Comparing Character Level Deep Learning Models
tl;dr: I trained a model to determine if Reddit posts contain Star Wars spoilers. Simpler models outperformed more complex models, producing surprisingly good results.
I'll be honest. I've seen Episode VIII, and I don't really care about spoilers.
However, I thought it would be interesting to train a model to determine if a post to the r/StarWars subreddit contained spoilers or not. More specifically, I was interested in comparing a few different model architectures (character embeddings, LSTM, CNN) and hyper-parameters (number of units, embedding size, many others) on a real world data set, with a challenging response variable. As with so many other things in my life, Star Wars was the answer.
I utilized the Reddit scraper from my Shower Thoughts Generator
project to scrape all post from a 400 day period. Conveniently, Reddit includes a (well policed)
spoilers flag, which
I utilized for my response variable. The API includes many additional fields, including:
I chose to utilize the r/StarWars subreddit, which is a general purpose subreddit to discuss the canon elements of the Star Wars universe. Around the time I picked up this project Episode VIII-- a major Star Wars film-- was released, meaning that there were many spoiler-filled posts.
All together, I scraped 45978 observations, of which 7511 (16%) were spoilers. This data set comprised of all visible posts from 2016-11-22 to 2017-12-27, a period covering 400 days.
Once the data set was scraped from Reddit, I performed the following transformations to create the X matrix:
- Post titles and content were joined with a single space
- Text was lower cased
- All character that were not in a pre-approved set were replaced with a space
- All adjacent whitespaces were replaced with a single space
- Start and end markers were added to the string
- The string was converted to a fixed length pre-padded sequence, with a distinct padding character. Sequences longer than the prescribed length were truncated.
- Strings were converted from an array of characters to an array of indices
The y array, containing booleans, required no modification from the scraper.
I chose to utilize a character level model, due to the large / irregular vocabulary of the data set. Additionally, this approach allowed me to evaluate character level model architectures I had not used before.
Moreover, I elected to use a character level embedding model. While a cursory analysis and past experience have shown little difference between an explicit embedding layer and feeding character indices directly into a dense layer, this makes post flight analysis of different characters and borrowing from other models easier.

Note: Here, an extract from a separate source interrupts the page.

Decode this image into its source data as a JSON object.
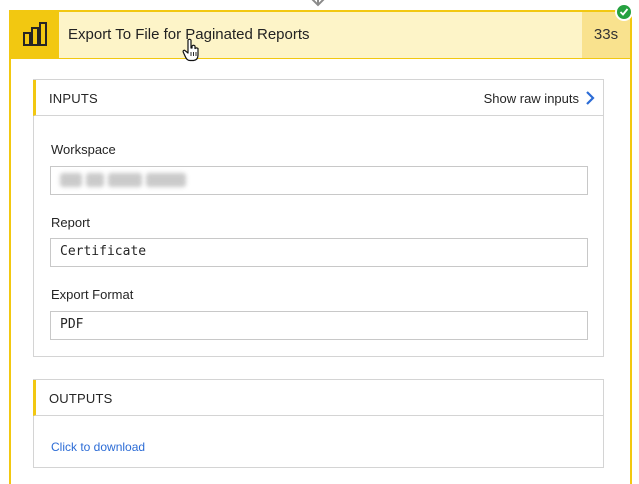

In addition to the embedding layer, I tried a few different architectures, including:
x = sequence_input x = embedding_layer(x) x = Dropout(.2)(x) x = Conv1D(32, 10, activation='relu')(x) x = Conv1D(32, 10, activation='relu')(x) x = MaxPooling1D(3)(x) x = Flatten()(x) x = Dense(128, activation='relu')(x) x = output_layer(x)
x = sequence_input x = embedding_layer(x) x = Dropout(.2)(x) x = LSTM(128)(x) x = output_layer(x)
x = sequence_input x = embedding_layer(x) x = Dropout(.2)(x) x = Conv1D(32, 10, padding='valid', activation='relu')(x) x = Conv1D(32, 10, padding='valid', activation='relu')(x) x = MaxPooling1D(3)(x) x = LSTM(128)(x) x = output_layer(x)
CNN, followed by LSTM architecture
Though these architectures (and many variations on them) are common in literature for character models, I haven't seen many papers suggesting hyper-parameters, or guidance for when to use one architecture over another. This data set has proven to be a great opportunity to get hands-on experience.
Due to the lengthy train time for LSTM models, I utilized a few p3.2xlarge EC2 instances (I had some free credits to burn). Model training wasn't too awful, with 300 epochs clocking in at a few hours for the deepest / widest models evaluated (~$12 / model).
Because I was exploring a wide variety models, I wasn't quite sure when each model would overfit. Accordingly, I set each model to fit for a large number of epochs (300), and stopped training each model when validation loss consistently increased. For the CNN model this was pretty early at around 9 epochs, but the LSTM models took considerably longer to saturate.
Overall, the models performed better than random, but more poorly than I expected:
|lstm||0.36||91||Noisy loss over time graph|
It would appear that good ol' fashioned CNN models not only outperformed the LSTM model, but also outperformed a CNN / LSTM combo model. In the future, it would be great to look at bi-directional LSTM models, or a CNN model with a much shallower LSTM layer following it.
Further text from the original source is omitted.